The Alexander Hamilton Institute for the Study of Western Civilization (AHI) congratulates Fellow Sheila O’Connor-Ambrose along with co-editor and Senior Fellow Ann Hartle on their efforts to complete the fourth volume of History and Women, Culture and Faith: Selected Writings of Elizabeth Fox-Genovese.

AHI Fellow Sheila O’Connor-Ambrose

Elizabeth Fox-Genovese was that rare scholar who continued to master new fields throughout the course of her career.  In her primary discipline, history, Betsey–as nearly everyone called her–began as an expert on eighteenth-century French political economy and then became an important leader in the study of the history of women, producing one of the great classics of women’s history, Within the Plantation Household: Black and White Women of the Old South (1988) and becoming the founding director of the first Ph.D. program in Women’s Studies at Emory University in 1986.  She and her husband, historian Eugene D. Genovese, produced a series of works on southern intellectual life in general and on theology and religion in particular, culminating with the appearance of The Mind of the Master Class: History and Faith in the Southern Slaveholders’ Worldview in 2004 and Slavery in White and Black: Race and Class in the Slaveholders’ New World Order in 2008.  But history was not the only discipline in which Betsey distinguished herself.  As the Eleonore Raoul Professor of the Humanities at Emory, a position she held from 1986 until her death in 2007, she had a position in and supervised doctoral dissertations in the departments of Comparative Literature, English, and African-American Studies.  She published in academic journals and in popular publications that ranged across the humanities, and she moved effortlessly from discussing the detective novels of Dick Francis to the challenge of postmodernist literary theory to a critique of Franz Fanon’s theory of colonialism.  Her growing disillusionment with establishment feminism, best expressed in her Feminism Without Illusions: A Critique of Individualism (1991) and “Feminism is Not the Story of My Life”: How Today’s Feminist Elite has Lost Touch with the Real Concerns of Women (1996), and her conversion from Marxism to Roman Catholicism in 1995 led her to write even more widely as she contributed cultural criticism and commentary to both academic and popular forums.  She was that rare and valuable person: a public intellectual whose writings reflected both exceptional erudition and a heartfelt concern for the dignity of all persons.  Her death robbed of us of a vital voice.

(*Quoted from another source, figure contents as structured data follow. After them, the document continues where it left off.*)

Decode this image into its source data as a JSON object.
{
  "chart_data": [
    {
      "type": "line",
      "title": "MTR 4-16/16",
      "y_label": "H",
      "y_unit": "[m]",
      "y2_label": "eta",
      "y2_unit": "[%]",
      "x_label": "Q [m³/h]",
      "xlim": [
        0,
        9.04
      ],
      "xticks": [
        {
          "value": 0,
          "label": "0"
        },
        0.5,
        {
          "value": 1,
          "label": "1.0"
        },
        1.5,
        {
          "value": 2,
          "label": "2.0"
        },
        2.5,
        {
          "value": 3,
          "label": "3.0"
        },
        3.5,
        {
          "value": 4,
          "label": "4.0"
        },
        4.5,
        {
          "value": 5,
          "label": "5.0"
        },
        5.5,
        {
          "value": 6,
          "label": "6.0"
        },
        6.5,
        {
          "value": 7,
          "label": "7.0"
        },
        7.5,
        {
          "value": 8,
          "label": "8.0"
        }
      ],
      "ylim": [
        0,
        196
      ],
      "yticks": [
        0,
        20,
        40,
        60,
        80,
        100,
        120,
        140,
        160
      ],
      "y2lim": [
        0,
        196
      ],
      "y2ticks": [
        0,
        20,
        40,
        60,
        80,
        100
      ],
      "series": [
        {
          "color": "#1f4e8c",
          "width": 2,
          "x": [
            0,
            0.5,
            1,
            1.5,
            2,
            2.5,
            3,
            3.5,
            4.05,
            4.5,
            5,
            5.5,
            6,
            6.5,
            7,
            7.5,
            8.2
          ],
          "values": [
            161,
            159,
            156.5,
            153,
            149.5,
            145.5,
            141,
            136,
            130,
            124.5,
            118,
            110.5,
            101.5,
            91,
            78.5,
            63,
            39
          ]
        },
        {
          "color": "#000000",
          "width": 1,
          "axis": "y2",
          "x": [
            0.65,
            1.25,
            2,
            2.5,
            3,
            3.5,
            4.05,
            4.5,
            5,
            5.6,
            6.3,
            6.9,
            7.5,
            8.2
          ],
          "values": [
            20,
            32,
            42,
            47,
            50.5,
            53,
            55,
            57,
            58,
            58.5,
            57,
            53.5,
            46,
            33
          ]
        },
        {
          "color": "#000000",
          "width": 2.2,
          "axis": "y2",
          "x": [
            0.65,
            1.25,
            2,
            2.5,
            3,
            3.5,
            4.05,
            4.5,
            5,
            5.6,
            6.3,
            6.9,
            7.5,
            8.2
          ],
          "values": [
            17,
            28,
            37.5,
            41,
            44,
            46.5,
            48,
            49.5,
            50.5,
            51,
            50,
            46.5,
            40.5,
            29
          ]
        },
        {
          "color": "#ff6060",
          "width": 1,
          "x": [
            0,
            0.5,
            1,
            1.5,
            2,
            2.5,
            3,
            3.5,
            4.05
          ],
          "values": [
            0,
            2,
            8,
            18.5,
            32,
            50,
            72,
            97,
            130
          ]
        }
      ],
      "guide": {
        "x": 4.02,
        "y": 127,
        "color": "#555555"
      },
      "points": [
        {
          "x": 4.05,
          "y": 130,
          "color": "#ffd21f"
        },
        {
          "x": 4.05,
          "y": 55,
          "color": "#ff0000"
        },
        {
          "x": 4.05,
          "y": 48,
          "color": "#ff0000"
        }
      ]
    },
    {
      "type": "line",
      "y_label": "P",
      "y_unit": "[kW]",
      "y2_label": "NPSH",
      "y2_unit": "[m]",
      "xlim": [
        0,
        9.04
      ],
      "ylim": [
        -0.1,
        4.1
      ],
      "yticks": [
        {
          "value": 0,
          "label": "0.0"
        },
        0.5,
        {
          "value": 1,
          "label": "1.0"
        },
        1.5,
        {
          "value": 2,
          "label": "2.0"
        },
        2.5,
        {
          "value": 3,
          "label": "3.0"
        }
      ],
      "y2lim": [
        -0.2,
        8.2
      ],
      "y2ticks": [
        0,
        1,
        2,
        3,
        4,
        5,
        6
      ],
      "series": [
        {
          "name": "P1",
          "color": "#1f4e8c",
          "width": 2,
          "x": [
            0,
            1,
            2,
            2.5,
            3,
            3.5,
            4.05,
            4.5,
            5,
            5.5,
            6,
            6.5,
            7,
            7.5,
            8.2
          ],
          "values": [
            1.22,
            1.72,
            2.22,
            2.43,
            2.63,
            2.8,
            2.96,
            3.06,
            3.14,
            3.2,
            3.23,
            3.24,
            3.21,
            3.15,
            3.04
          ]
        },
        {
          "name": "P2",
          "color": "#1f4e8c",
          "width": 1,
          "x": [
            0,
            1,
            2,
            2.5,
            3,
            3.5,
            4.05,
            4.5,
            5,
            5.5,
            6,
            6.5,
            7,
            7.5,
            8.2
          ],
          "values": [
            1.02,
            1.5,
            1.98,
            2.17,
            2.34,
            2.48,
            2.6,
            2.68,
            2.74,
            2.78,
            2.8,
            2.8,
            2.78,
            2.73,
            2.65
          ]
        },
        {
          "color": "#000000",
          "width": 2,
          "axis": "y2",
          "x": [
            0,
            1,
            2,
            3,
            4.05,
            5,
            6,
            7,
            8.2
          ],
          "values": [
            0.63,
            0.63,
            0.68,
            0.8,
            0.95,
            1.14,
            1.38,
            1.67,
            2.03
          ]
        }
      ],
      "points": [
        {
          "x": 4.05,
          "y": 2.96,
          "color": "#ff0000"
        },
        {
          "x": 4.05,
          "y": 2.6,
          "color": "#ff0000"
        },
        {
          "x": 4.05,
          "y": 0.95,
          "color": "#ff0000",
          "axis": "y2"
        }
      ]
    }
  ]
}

At the time of Betsey’s death, her husband, Eugene Genovese, began to compile her varied writings that had appeared in various journals, magazines, newspapers, and in edited volumes.  The results staggered even those, like Genovese himself, who knew her well.  It immediately became apparent that a project to publish these pieces would require several volumes.  Under the general editorship of the gifted historian and close friend of Betsey’s, David Moltke-Hansen, a team of scholars from various disciplines agreed to edit a five-volume series that would bring Betsey’s scattered but significant writings together and make them available to a wide audience.  The University of South Carolina Press has just completed this major publishing event, and several AHI fellows, academic advisors, and friends contributed to it, including Founding Fellows Bob Paquette and Doug Ambrose, Senior Fellow Ann Hartle, and Fellow Sheila O’Connor-Ambrose.

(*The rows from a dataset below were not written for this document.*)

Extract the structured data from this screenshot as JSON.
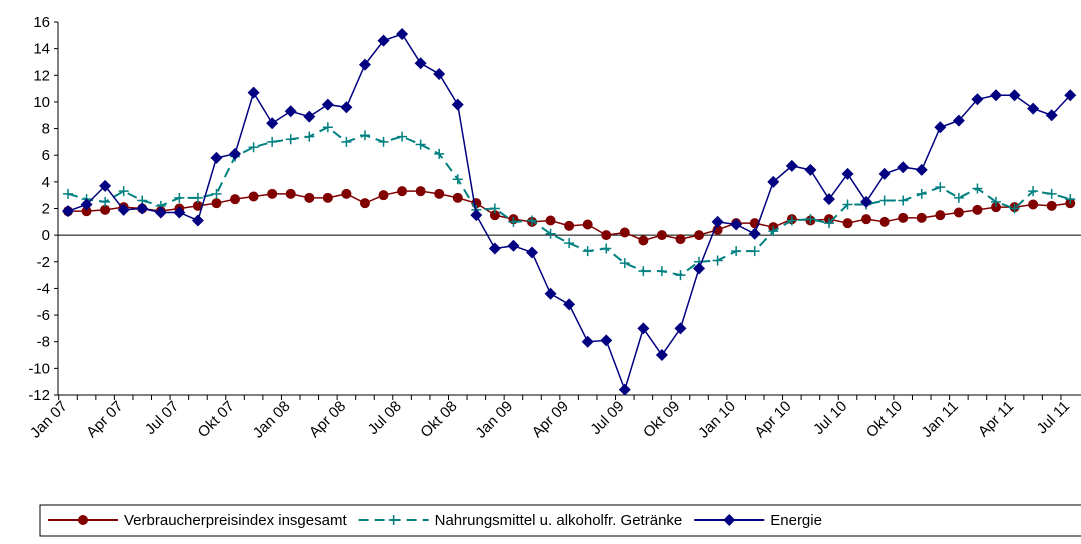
{
  "chart_data": {
    "type": "line",
    "categories": [
      "Jan 07",
      null,
      null,
      "Apr 07",
      null,
      null,
      "Jul 07",
      null,
      null,
      "Okt 07",
      null,
      null,
      "Jan 08",
      null,
      null,
      "Apr 08",
      null,
      null,
      "Jul 08",
      null,
      null,
      "Okt 08",
      null,
      null,
      "Jan 09",
      null,
      null,
      "Apr 09",
      null,
      null,
      "Jul 09",
      null,
      null,
      "Okt 09",
      null,
      null,
      "Jan 10",
      null,
      null,
      "Apr 10",
      null,
      null,
      "Jul 10",
      null,
      null,
      "Okt 10",
      null,
      null,
      "Jan 11",
      null,
      null,
      "Apr 11",
      null,
      null,
      "Jul 11"
    ],
    "series": [
      {
        "name": "Verbraucherpreisindex insgesamt",
        "color": "#800000",
        "marker": "circle",
        "dash": false,
        "values": [
          1.8,
          1.8,
          1.9,
          2.1,
          2.0,
          1.8,
          2.0,
          2.2,
          2.4,
          2.7,
          2.9,
          3.1,
          3.1,
          2.8,
          2.8,
          3.1,
          2.4,
          3.0,
          3.3,
          3.3,
          3.1,
          2.8,
          2.4,
          1.5,
          1.2,
          1.0,
          1.1,
          0.7,
          0.8,
          0.0,
          0.2,
          -0.4,
          0.0,
          -0.3,
          0.0,
          0.4,
          0.9,
          0.9,
          0.6,
          1.2,
          1.1,
          1.2,
          0.9,
          1.2,
          1.0,
          1.3,
          1.3,
          1.5,
          1.7,
          1.9,
          2.1,
          2.1,
          2.3,
          2.2,
          2.4
        ]
      },
      {
        "name": "Nahrungsmittel u. alkoholfr. Getränke",
        "color": "#008080",
        "marker": "plus",
        "dash": true,
        "values": [
          3.1,
          2.7,
          2.5,
          3.3,
          2.6,
          2.2,
          2.8,
          2.8,
          3.1,
          5.9,
          6.6,
          7.0,
          7.2,
          7.4,
          8.1,
          7.0,
          7.5,
          7.0,
          7.4,
          6.8,
          6.1,
          4.2,
          1.9,
          2.0,
          1.0,
          1.1,
          0.1,
          -0.6,
          -1.2,
          -1.0,
          -2.1,
          -2.7,
          -2.7,
          -3.0,
          -2.0,
          -1.9,
          -1.2,
          -1.2,
          0.3,
          1.1,
          1.2,
          0.9,
          2.3,
          2.3,
          2.6,
          2.6,
          3.1,
          3.6,
          2.8,
          3.5,
          2.5,
          2.0,
          3.3,
          3.1,
          2.7
        ]
      },
      {
        "name": "Energie",
        "color": "#000080",
        "marker": "diamond",
        "dash": false,
        "values": [
          1.8,
          2.3,
          3.7,
          1.9,
          2.0,
          1.7,
          1.7,
          1.1,
          5.8,
          6.1,
          10.7,
          8.4,
          9.3,
          8.9,
          9.8,
          9.6,
          12.8,
          14.6,
          15.1,
          12.9,
          12.1,
          9.8,
          1.5,
          -1.0,
          -0.8,
          -1.3,
          -4.4,
          -5.2,
          -8.0,
          -7.9,
          -11.6,
          -7.0,
          -9.0,
          -7.0,
          -2.5,
          1.0,
          0.8,
          0.1,
          4.0,
          5.2,
          4.9,
          2.7,
          4.6,
          2.5,
          4.6,
          5.1,
          4.9,
          8.1,
          8.6,
          10.2,
          10.5,
          10.5,
          9.5,
          9.0,
          10.5
        ]
      }
    ],
    "ylim": [
      -12,
      16
    ],
    "yticks": [
      -12,
      -10,
      -8,
      -6,
      -4,
      -2,
      0,
      2,
      4,
      6,
      8,
      10,
      12,
      14,
      16
    ],
    "grid": false,
    "legend": "bottom"
  }
}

AHI Fellows Co-Edit Volume 4 of Fox-Genovese Project

Sheila co-edited, with Ann Hartle, the fourth volume of History and Women, Culture and Faith: Selected Writings of Elizabeth Fox-Genovese.  This volume, entitled Explorations and Commitments: Religion, Faith, and Culture, focuses on Fox-Genovese’s conversion from a secular historian to a devout Catholic and the intellectual fruits of that conversion.  Ann, a professor of philosophy at Emory, was a friend and colleague of Betsey’s.  Sheila was a student of Betsey’s at Emory, among the first students admitted directly in 1991 into the Women’s Studies PhD program.  Editing the volume proved especially rewarding and meaningful to Sheila, who, in addition to being Betsey’s student and friend, was also her godmother.  The final section of Explorations and Commitments contains excerpts from Betsey’s highly private journals in which she speaks movingly of her struggle with physical challenges, including Multiple Sclerosis, and the comforts and mysteries of faith.